BMC Musculoskeletal Disorders 2018 19:361

Re-infection rates and clinical outcomes following arthrodesis with intramedullary nail and external fixator for infected knee prosthesis: a systematic review and meta-analysis

Giovanni Balato, Maria Rizzo, Tiziana Ascione, Francesco Smeraglia and Massimo Mariconda


Knee arthrodesis with intramedullary (IM) nail or external fixator (EF) is the most reliable therapeutic option to achieve definitive infection control in patients with septic failure of total knee arthroplasty (TKA). The first aim of this study was to compare re-infection rates following knee arthrodesis for periprosthetic joint infection (PJI) with IM nail or EF. The second aim was to compare rates of radiographic union, complication, and re-operation as well as clinical outcomes.


A systematic search was performed in electronic databases for longitudinal studies of PJIs (minimum ten patients; minimum follow-up = 1 year) treated by knee arthrodesis with IM nail or EF. Studies were also required to report the rate of re-infection as an outcome measure. Eligible studies were meta-analyzed using random-effect models.


The rate (95% confidence intervals) of re-infection was 10.6% (95% CI 7.3 to 14.0) in IM nail arthrodesis studies.
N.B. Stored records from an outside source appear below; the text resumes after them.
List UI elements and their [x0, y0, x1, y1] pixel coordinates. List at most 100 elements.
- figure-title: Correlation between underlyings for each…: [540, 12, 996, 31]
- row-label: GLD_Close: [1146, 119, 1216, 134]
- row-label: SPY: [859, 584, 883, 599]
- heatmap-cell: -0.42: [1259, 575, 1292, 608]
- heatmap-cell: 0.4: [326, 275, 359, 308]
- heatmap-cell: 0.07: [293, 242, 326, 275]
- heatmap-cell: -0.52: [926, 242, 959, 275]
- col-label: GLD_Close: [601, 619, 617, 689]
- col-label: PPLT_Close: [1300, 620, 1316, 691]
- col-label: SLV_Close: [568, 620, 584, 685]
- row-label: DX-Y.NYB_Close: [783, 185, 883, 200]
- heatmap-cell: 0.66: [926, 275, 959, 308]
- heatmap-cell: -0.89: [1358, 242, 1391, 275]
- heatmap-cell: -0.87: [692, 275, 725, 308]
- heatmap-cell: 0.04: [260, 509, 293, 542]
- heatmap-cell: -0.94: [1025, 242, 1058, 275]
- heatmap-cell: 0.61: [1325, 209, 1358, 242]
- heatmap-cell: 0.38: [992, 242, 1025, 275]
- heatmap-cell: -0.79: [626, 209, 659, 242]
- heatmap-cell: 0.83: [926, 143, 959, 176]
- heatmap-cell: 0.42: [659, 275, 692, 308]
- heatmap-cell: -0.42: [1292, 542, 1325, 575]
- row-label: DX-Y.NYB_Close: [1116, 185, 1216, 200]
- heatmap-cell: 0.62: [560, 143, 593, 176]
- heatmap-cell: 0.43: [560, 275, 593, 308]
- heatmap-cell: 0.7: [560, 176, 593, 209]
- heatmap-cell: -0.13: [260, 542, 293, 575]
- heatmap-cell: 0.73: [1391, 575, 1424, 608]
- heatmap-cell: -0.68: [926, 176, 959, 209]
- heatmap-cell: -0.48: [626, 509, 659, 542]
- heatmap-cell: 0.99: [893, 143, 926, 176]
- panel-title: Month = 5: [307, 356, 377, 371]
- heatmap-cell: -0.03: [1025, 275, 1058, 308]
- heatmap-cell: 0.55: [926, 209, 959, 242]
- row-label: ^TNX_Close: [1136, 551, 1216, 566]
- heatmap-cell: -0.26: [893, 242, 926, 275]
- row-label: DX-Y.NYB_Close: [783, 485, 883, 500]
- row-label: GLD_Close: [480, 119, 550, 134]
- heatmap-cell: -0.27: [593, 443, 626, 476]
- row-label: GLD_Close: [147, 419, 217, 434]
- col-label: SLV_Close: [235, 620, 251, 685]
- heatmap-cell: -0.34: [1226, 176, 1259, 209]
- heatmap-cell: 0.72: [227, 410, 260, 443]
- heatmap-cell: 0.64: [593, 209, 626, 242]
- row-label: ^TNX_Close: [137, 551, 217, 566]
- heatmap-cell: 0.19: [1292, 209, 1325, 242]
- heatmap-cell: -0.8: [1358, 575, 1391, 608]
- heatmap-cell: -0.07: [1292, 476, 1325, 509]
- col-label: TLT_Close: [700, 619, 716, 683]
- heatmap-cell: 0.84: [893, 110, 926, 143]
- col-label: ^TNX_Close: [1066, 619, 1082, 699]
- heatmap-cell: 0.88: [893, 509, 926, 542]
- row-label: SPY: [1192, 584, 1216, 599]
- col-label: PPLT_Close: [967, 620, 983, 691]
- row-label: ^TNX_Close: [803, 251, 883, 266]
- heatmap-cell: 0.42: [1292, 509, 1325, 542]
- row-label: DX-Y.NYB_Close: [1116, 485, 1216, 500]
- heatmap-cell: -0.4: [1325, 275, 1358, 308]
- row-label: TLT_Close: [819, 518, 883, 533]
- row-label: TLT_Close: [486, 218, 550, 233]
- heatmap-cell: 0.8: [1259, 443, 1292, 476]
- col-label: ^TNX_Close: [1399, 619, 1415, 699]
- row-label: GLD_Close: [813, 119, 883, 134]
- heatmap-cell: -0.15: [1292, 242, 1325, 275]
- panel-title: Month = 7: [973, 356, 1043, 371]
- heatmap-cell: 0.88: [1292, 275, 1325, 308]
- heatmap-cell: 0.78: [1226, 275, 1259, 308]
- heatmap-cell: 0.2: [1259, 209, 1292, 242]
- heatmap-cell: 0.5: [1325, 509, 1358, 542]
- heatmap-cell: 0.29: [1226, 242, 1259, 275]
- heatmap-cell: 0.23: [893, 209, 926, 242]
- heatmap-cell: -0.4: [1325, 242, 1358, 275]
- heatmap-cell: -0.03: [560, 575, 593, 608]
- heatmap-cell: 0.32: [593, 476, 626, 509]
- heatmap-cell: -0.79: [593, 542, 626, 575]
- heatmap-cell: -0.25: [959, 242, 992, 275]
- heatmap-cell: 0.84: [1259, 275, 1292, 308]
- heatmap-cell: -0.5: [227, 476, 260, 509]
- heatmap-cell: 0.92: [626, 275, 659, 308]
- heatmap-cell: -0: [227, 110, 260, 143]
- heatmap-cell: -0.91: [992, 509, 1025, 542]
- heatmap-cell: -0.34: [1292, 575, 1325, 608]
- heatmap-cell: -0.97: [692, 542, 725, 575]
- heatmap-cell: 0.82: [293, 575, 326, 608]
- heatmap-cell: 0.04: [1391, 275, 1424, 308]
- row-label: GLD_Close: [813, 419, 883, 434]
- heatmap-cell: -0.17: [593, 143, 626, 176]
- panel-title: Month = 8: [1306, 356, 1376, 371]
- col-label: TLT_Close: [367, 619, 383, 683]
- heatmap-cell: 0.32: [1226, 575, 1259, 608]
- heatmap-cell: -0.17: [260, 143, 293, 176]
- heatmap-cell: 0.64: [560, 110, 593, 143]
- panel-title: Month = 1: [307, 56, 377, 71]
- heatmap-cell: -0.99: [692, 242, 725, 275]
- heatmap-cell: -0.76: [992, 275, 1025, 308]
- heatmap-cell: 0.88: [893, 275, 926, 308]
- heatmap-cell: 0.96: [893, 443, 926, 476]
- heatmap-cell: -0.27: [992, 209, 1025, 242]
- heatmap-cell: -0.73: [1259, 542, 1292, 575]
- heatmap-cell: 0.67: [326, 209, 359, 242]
The corresponding re-infection rate for EF was 5.4% (95% CI 1.7 to 9.1). This difference was significant (p = 0.009). The use of IM nail resulted in more advantages than EF for frequency of major complications and limb shortening. Other postoperative clinical and radiographic outcomes were similar for both surgical strategies.


The available evidence from the aggregate published data suggests that knee arthrodesis with EF in the specific context of PJI has a reduced risk of re-infection in comparison with the IM nail strategy. The use of IM nail is more effective for the complication rate and shortening of the affected limb.